The family forced to deal with the “United States of Tara” include Max (John Corbett), her loving and supportive husband, Kate (Brie Larson), her rebellious daughter, and Marshall (Keir Gilchrist), her kind-hearted and intellectual son. Tara’s insecure sister Charmaine (Rosemarie Dewitt, recently seen in “Rachel Getting Married”) struggles to understand her sibling’s illness and great comedic actors like Tony Hale and Patton Oswalt guest-star.
At times, “United States of Tara” can feel too self-conscious and too in love with its own concept. The subtext of the show, a modern woman dealing with the stresses of modern life with multiple personalities, can be a little too clever for its own good as is Cody’s controversial ear for dialogue. Marshall, in particular, with his references to Thelonious Monk and George Cukor in just the first episode, feels almost like Cody’s reaction to criticisms that the teenage characters in “Juno” sounded more like twenty or thirtysomethings. “You thought that was adult dialogue coming out of a kid’s mouth?!? Check this out.”

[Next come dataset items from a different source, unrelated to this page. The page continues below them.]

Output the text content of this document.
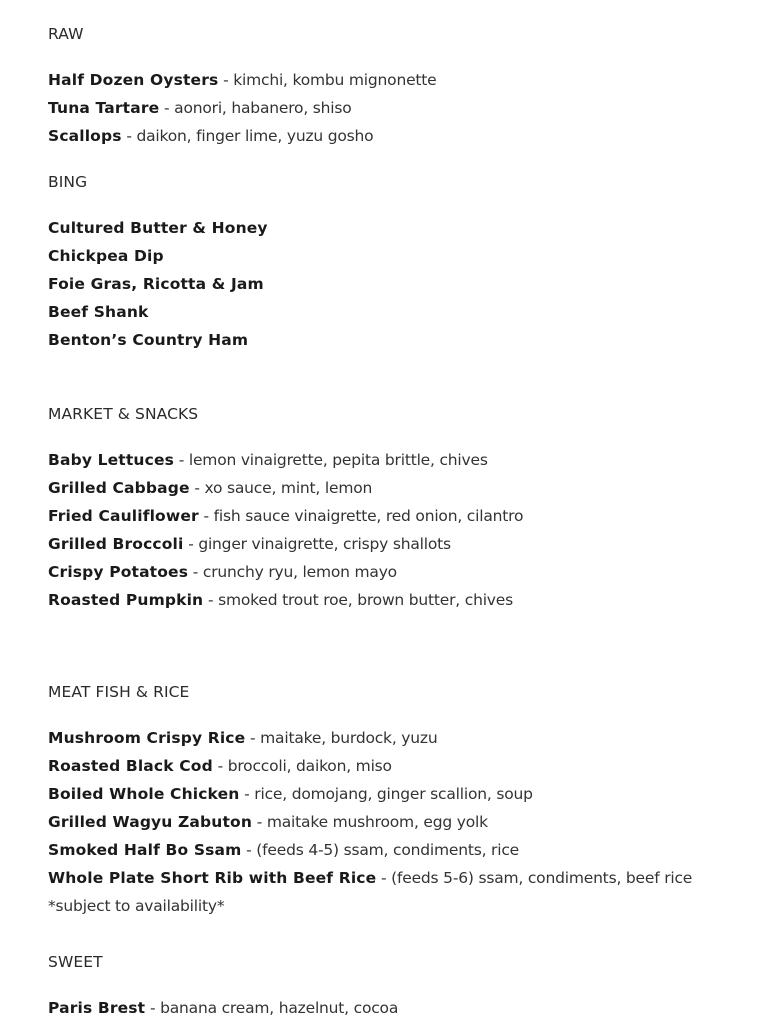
RAW
Half Dozen Oysters - kimchi, kombu mignonette
Tuna Tartare - aonori, habanero, shiso
Scallops - daikon, finger lime, yuzu gosho
BING
Cultured Butter & Honey
Chickpea Dip
Foie Gras, Ricotta & Jam
Beef Shank
Benton’s Country Ham
MARKET & SNACKS
Baby Lettuces - lemon vinaigrette, pepita brittle, chives
Grilled Cabbage - xo sauce, mint, lemon
Fried Cauliflower - fish sauce vinaigrette, red onion, cilantro
Grilled Broccoli - ginger vinaigrette, crispy shallots
Crispy Potatoes - crunchy ryu, lemon mayo
Roasted Pumpkin - smoked trout roe, brown butter, chives
MEAT FISH & RICE
Mushroom Crispy Rice - maitake, burdock, yuzu
Roasted Black Cod - broccoli, daikon, miso
Boiled Whole Chicken - rice, domojang, ginger scallion, soup
Grilled Wagyu Zabuton - maitake mushroom, egg yolk
Smoked Half Bo Ssam - (feeds 4-5) ssam, condiments, rice
Whole Plate Short Rib with Beef Rice - (feeds 5-6) ssam, condiments, beef rice *subject to availability*
SWEET
Paris Brest - banana cream, hazelnut, cocoa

Most importantly, Cody and her team of writers need to find something interesting underneath the personalities of its heroine to emphasize equally. “Weeds” works because it is about a lot more than just a pot-dealing mom in the ‘burbs. “United States of Tara” needs to find characters as interesting as the ones inside Tara Gregson, not just responses to them. The supporting cast is very good, particularly Dewitt and Corbett, but they are as yet underdeveloped and I worry they will always take a back seat to the chaos in the front.
Photo credit: Jordin Althaus/Showtime
As for that front, it’s something to behold. Collette has always had an underrated range, giving great performances in “Muriel’s Wedding,” “The Sixth Sense,” “About a Boy,” “Japanese Story,” “In Her Shoes,” “Little Miss Sunshine,” and HBO’s “Tsunami: The Aftermath”. She’s simply a fantastic actress and she does work here worthy of Emmy consideration.
On paper, Tara may sound like a gimmicky role, something anyone could knock out of the park, and that may be true, but what’s difficult about the over-the-top character is making her unusual situation feel genuine and Collette does that from scene one. She’s perfect and, easily, the main reason to watch the show. It’s a performance good enough to make every flaw of the show easier to overlook.
At least through its first four episodes, “United States of Tara” works and, while it may not be there quite yet, it is easy to see this show becoming one of the best on television with just a little tinkering. With an actress as talented as Toni Collette in your lead, greatness is always possible.